Storing C# GetHashCode() in DB is Unreliable


Possible Duplicate:
How do I create a HashCode in .net (c#) for a string that is safe to store in a database?

I'm planning to store hundreds of thousands of URLs in my database. Each row in my UrlInfo table will be immutable with the URL itself being the logical primary key. Since URL's can be fairly lengthy, I've decided to hash the URL as a quick way to find possible matches when adding new rows. The hash isn't my true key, just a way to find possible matches quickly. In addition I'm using a RegEx pattern per domain that distills the essence of the URL into something that can be compared against other URL's. I'm storing the results of the RegEx also as a hash and I'm not concerned if it yields possible duplicates.

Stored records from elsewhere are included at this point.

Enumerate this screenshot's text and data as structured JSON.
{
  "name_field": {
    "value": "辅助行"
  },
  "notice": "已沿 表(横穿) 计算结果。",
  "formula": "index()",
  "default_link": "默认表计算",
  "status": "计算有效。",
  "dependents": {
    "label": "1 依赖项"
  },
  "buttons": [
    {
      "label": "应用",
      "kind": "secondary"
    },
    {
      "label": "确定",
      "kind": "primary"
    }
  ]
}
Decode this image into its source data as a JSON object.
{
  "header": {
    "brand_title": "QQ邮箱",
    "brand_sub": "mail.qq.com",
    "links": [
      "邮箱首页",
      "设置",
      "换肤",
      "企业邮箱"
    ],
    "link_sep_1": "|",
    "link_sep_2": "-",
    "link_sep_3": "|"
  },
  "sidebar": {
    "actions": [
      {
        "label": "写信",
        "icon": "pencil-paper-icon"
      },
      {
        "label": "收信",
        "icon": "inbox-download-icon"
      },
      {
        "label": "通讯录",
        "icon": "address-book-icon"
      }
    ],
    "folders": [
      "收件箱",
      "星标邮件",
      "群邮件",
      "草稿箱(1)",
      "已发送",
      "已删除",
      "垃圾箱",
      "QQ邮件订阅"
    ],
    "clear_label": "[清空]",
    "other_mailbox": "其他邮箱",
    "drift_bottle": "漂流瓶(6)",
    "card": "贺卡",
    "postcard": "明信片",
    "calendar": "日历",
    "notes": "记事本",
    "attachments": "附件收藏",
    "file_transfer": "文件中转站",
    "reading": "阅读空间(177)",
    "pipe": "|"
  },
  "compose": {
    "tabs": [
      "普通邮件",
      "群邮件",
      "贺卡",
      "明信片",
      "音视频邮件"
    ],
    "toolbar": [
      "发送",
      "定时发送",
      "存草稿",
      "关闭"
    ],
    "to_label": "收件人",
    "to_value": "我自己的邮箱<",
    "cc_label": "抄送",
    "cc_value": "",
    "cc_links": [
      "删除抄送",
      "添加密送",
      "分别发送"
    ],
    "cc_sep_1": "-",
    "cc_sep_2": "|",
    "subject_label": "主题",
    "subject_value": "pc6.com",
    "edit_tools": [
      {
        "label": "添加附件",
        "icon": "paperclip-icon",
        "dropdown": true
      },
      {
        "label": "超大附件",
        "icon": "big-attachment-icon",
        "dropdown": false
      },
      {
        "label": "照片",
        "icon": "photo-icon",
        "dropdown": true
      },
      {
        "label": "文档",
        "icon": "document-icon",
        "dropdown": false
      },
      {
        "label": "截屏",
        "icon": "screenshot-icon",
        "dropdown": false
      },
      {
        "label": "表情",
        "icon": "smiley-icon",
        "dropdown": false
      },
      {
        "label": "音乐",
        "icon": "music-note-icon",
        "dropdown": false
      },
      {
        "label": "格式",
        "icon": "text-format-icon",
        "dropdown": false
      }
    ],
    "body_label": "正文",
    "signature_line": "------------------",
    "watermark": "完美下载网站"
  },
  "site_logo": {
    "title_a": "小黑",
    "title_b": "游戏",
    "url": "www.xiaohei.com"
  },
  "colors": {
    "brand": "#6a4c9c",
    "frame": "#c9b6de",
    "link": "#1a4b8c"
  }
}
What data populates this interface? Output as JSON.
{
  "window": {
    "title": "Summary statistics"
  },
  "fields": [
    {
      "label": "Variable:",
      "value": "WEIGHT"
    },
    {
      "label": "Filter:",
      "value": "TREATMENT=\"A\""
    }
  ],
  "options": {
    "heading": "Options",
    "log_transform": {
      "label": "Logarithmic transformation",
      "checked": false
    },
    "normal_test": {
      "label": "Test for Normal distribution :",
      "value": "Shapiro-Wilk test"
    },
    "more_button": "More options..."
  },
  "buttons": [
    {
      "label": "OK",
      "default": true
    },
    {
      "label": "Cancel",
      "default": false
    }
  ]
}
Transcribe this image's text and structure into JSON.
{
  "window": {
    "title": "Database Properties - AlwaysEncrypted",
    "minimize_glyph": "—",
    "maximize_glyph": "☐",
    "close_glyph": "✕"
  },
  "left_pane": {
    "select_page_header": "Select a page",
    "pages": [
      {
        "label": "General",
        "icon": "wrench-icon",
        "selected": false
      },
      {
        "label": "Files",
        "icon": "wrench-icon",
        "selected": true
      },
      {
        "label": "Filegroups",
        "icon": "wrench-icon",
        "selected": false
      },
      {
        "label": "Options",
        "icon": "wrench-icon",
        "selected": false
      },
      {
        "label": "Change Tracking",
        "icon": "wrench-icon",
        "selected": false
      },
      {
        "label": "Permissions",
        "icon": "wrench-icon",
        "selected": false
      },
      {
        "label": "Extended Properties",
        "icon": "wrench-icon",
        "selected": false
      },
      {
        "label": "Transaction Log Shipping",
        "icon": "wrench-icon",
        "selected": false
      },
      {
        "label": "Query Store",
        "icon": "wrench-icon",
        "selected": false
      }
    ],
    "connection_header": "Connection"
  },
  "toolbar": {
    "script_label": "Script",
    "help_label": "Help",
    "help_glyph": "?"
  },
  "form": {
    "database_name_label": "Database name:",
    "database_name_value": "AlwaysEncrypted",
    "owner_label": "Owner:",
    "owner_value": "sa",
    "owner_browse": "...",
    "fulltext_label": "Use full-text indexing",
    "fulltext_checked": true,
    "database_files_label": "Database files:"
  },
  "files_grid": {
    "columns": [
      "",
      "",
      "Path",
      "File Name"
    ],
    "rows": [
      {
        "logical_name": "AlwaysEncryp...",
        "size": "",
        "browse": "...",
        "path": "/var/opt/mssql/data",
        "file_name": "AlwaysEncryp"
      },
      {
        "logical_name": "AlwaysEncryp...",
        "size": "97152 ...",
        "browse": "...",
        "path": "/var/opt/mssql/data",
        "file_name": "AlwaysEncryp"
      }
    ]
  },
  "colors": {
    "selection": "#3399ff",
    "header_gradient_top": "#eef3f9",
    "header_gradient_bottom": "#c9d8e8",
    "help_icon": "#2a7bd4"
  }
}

Everything has been going great until I learned that C#'s string.GetHashCode() method, which I've been using to hash things, is not guaranteed to be unique across implementations of .Net. I noticed this when I tried moving my hash function from ASP.Net to SQLServer CLR code. The web app uses .Net 4.0 and SQLServer 2008 R2, I've learned, uses .Net 3.5. They yielded separate hash results for the same string so now I need to get away from using string.GetHashCode() because I don't want to have to worry about this changing when I upgrade my app to to future versions of .Net.

So, questions:

  1. Does my architecture smell since I'm storing a hash in my db? Any better ways? Obviously Microsoft doesn't want me to store hash results!

  2. Can someone recommend a good C# replacement algorithm for hashing strings? I saw Jon's here but not exactly sure how to modify to work for strings (loop through each char using ascii codes?).

  3. Are there any string compression algorithms that would be better than using a hash algorithm?

Thanks

AWESOME RESPONSES BY MANY. THANK YOU VERY MUCH!!!


Solution

  • You could always use an MD5 hash instead, which is relatively fast:

    public string GetUrlHash(string url) {
    
        byte[] hash = MD5.Create().ComputeHash(Encoding.UTF8.GetBytes(url));
    
        StringBuilder sb = new StringBuilder();
        for (int i = 0; i < hash.Length; i++) {
            sb.Append(hash[i].ToString("X2"));
        }
    
        return sb.ToString();
    }
    

    Call it like so:

    Console.WriteLine(this.GetUrlHash("http://stackoverflow.com/questions/5355003/storing-c-gethashcode-in-db-is-unreliable"));
    

    And get:

    > 777BED7F83C66DAC111977067B4B4385
    

    This should be fairly reliable from an uniqueness standpoint. MD5 is insecure nowadays for password applications but you don't have that problem here.

    The only problem is using a string like this as a primary key on a table might be problematic, performance-wise.

    The other thing you could do is use the URL shortener approach: use your database's sequence generation feature, and convert the value (make sure you use the equivalent of LONG or BIGINT!) to something like Base36, which gives you a nice, concise string.